House committee OKs proposal to amend Anti-Trafficking in Persons Act

Published August 25, 2021, 12:24 PM

by Noreen Jazul

A proposal that seeks to amend the Anti-Trafficking in Persons (ATIP) Act has been approved by the House of Representatives’ Committee on the Welfare of Children on Wednesday, August 25.


The committee consolidated House Bills 5609, 5651, 5684, 8295, 8534, and 1239 that all proposed to strengthen the policies on anti-trafficking in persons.

During the deliberation, Inter-Agency Council Against Trafficking (IACAT) Undersecretary-in-Charge Emmeline Aglipay-Villar said the agency is one with the commitment in pushing for the inclusion of the provision on the “interception of communication for cases of online sexual abuse and exploitation of children (OSAEC).”

Villar said that while the IACAT, which is led by the Department of Justice (DOJ), has a good rate of conviction of OSAEC cases, “a lot” of offenders have yet to be arrested or face charges because of lack of evidence.

“This is what we really need. We have been asked several times by the Executive, the President, by the representatives what we need and we emphasized…that this provision of interception of communication is what we need,” Villar told the House committee.

“We want this evil to end, the exploitation of our children to end..and this is one of the tools that will be necessary to do that,” she added.”
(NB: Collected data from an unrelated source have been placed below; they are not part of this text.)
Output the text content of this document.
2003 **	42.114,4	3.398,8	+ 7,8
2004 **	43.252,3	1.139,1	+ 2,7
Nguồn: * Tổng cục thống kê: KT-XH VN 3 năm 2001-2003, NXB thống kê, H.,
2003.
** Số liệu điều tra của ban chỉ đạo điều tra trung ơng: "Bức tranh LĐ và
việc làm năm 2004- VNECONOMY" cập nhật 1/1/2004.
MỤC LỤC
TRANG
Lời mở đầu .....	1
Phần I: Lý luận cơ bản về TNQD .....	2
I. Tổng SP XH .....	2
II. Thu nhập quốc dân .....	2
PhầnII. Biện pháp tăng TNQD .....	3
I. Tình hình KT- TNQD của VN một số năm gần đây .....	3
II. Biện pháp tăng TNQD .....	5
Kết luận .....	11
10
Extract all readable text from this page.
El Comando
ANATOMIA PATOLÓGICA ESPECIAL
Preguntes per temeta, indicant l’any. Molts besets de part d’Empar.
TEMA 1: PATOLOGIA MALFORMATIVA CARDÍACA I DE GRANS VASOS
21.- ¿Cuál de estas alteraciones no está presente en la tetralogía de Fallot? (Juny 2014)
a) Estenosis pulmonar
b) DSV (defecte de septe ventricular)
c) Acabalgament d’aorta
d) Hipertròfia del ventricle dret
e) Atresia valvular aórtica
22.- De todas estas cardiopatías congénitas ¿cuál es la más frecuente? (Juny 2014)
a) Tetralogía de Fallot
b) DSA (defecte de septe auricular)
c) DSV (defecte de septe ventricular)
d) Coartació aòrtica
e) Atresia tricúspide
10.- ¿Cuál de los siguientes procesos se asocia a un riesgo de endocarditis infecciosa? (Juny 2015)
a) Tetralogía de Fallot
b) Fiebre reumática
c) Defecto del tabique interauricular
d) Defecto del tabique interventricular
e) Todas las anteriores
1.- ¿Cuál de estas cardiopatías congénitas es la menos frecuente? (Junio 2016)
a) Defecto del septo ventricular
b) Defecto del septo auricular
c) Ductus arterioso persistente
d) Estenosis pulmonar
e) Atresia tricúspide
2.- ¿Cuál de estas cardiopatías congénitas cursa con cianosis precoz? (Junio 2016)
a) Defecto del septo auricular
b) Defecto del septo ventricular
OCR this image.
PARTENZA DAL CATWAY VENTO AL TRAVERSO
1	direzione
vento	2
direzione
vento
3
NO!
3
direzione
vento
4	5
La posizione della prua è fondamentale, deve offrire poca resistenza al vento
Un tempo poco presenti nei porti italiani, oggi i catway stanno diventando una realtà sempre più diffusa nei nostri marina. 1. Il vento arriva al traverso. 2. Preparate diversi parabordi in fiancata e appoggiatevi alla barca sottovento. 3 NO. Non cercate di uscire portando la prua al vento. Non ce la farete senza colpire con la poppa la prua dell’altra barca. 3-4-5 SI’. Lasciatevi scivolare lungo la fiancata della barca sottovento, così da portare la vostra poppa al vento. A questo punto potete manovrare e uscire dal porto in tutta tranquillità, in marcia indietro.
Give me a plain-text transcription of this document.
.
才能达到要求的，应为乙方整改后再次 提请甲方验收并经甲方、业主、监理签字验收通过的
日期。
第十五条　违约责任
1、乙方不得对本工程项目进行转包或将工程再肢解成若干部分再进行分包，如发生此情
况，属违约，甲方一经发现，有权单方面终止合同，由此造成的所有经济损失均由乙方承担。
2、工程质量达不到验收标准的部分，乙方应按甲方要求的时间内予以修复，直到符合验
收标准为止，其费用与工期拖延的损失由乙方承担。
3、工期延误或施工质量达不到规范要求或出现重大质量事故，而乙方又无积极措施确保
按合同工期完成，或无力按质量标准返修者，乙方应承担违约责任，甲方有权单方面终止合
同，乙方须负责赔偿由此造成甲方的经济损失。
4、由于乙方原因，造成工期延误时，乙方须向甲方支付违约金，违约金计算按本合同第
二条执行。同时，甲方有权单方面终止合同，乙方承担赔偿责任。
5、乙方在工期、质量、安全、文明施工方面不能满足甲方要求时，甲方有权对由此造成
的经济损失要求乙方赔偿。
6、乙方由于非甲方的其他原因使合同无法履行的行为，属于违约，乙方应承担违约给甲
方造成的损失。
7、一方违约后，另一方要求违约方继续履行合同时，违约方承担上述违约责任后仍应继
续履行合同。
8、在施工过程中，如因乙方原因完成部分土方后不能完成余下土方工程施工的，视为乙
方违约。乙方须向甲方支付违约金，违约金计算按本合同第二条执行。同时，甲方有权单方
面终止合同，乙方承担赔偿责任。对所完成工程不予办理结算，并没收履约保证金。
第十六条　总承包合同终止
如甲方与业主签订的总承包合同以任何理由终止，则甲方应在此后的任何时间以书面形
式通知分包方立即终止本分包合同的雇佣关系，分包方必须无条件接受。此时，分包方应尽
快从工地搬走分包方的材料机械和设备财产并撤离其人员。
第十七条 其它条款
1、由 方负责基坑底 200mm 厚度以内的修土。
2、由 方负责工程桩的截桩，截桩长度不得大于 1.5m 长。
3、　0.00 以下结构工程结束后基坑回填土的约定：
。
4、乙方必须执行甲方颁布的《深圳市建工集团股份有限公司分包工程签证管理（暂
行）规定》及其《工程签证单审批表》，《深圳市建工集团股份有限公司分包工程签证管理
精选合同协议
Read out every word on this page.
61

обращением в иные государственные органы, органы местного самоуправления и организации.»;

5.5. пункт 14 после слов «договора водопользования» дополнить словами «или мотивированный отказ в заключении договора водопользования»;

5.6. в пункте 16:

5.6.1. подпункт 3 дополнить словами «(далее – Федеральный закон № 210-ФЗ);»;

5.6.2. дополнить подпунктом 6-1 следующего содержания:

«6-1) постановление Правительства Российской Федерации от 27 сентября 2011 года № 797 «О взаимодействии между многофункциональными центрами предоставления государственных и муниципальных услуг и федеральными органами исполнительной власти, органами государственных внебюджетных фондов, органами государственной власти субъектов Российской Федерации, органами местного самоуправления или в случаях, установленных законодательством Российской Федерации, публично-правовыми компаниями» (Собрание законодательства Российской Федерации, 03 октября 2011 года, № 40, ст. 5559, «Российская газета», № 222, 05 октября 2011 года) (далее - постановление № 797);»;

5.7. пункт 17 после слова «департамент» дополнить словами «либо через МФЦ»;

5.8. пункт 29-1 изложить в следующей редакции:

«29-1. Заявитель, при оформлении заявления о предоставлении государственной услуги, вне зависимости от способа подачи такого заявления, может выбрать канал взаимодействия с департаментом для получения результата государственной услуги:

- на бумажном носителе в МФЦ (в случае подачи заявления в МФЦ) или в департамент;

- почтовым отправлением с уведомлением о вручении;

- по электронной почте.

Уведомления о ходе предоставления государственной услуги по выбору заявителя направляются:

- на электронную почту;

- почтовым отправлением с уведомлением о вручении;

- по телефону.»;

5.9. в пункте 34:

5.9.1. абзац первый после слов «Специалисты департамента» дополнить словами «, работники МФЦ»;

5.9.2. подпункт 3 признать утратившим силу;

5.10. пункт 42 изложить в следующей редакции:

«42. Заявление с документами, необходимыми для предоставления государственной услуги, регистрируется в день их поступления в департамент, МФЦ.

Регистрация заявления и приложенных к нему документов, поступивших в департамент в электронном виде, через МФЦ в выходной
Noel Eballe of the Internal Justice Mission (IJM) said based on data, 77 percent of successful investigations on trafficking cases had undercover engagements.

Gabriela Partylist Representative Arlene Brosas, for her part, raised concern on the provision on the interception of communication.

“How will you inform the person who is believed to have committed, is committing, or about to commit trafficking but was not proven that he or she sis subjected to surveillance and interception of communication? Paano pag walang napatunayan sa hinihinalang nag commit o mag co-commit at na intercept na ang undercover LEO (law enforcement officer), pwede bang magkaso ang sinubject to surveillance (What if they were not able to prove that the suspected person really committed or is committing the crime and that person was already intercepted by the undercover LEO, can the person who was subjected to surveillance file a case?),” Brosas asked the committee.

However, since the proposed bill was already passed before the Gabriela representative made her statement, the committee moved that the questions raised by Brosas will be tackled in the plenary.